Personal details
- Born: 1 September 1914 Innsbruck, Austria
- Died: 13 January 2007 (aged 92)
- Party: ÖVP
- Education: Dr. iur. (law degree)
- Profession: Ss-officer, politician, ceo

= Kurt Gattinger =

Austrian politician

Kurt Gattinger (1 September 1914 – 13 January 2007) was a Nazi SS-Officer and an Austrian politician.

== Early life ==
In 1932 Gattinger completed his final exams.

== Career ==

=== Nazi SS member ===
In Berlin in 1934, he joined the Leibstandarte SS, which had been established by Sepp Dietrich in 1933. He took part in the attack on Poland as a member of the SS Regiment "Germany". In 1940, Gattinger was employed in an SS artillery regiment in the western campaign in Normandy. On the Eastern Front, he was chief of an artillery battery of the 5th SS Panzer Division "Wiking". In 1940 he received the Iron Cross as superintendent, and in 1942 as SS-Hauptsturmführer during the fighting in the Elbrusgebiet.
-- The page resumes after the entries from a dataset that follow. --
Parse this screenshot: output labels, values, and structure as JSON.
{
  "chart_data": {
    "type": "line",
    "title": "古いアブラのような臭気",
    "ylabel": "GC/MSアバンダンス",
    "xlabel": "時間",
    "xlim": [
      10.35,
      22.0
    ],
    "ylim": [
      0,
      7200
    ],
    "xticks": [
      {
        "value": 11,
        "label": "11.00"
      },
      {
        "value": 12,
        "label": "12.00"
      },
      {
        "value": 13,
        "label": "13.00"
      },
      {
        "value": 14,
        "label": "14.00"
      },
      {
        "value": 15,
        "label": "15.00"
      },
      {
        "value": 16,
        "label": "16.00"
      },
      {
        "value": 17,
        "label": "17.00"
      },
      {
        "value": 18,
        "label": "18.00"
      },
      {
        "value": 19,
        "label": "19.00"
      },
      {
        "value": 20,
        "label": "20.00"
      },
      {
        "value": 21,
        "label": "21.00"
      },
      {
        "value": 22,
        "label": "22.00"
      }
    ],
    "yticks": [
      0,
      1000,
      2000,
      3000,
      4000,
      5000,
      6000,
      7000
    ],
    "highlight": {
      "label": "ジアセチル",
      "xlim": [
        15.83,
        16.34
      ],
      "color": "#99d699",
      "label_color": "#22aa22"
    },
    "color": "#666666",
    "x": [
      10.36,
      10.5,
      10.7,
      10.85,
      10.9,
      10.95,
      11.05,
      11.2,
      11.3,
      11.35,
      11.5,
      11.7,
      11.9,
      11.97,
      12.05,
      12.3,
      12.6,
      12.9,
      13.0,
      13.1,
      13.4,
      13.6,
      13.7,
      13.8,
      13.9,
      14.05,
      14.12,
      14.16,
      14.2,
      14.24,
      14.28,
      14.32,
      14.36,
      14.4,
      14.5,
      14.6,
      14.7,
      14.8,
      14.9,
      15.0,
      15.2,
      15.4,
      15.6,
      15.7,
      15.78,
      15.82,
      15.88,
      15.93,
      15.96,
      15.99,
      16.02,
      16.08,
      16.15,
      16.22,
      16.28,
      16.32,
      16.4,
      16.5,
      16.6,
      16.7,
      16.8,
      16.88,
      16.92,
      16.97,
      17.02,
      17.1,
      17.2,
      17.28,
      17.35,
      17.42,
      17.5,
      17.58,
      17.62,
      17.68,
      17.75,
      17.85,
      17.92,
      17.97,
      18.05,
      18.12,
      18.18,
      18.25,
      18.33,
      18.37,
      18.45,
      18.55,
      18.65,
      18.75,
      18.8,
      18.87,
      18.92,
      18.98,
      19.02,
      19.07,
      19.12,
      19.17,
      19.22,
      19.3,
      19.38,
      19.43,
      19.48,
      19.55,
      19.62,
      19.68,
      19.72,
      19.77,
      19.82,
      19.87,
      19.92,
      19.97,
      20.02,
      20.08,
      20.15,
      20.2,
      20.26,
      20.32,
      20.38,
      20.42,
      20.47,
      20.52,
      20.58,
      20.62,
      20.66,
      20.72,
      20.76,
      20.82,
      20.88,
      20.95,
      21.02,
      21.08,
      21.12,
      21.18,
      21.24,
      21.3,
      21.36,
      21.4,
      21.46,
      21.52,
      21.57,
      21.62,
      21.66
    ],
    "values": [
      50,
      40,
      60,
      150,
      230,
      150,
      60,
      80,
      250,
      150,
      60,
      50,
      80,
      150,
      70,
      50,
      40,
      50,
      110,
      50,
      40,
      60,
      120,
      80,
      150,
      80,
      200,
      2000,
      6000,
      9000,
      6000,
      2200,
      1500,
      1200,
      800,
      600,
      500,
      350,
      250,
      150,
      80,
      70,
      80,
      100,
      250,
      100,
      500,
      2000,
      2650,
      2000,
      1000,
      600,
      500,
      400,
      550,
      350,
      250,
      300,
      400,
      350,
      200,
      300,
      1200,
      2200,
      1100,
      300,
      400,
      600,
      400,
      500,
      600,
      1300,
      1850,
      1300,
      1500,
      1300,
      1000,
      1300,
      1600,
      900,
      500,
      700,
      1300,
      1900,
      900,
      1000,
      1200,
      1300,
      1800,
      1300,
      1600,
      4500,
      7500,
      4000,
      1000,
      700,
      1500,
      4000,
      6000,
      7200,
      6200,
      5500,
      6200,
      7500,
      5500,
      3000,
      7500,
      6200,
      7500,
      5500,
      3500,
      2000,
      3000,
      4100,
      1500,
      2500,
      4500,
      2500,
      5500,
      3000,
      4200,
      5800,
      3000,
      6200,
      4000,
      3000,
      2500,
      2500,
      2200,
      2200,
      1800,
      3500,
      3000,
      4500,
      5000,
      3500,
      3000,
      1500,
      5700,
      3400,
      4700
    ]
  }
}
In the campaign against the USSR he was the battery commander of the 5th SS Panzer Division Wiking.

===Political career===
Kurt Gattinger joined the ÖVP-Tirol in 1948 and in 1953 became the Secretary of ÖVP-Tirol. Gattinger was well known for organizing of the "pardon action" for former National Socialists members. Gattinger also founded organizations such as Wohnungseigentum and "Die Brücke".

His political career ended when, on 27 February 1967, the police showed up in the offices of WE. As managing director, he was suspected of financial infidelity. In 1969, he was found guilty of a breach of trust and sentenced to one year in prison.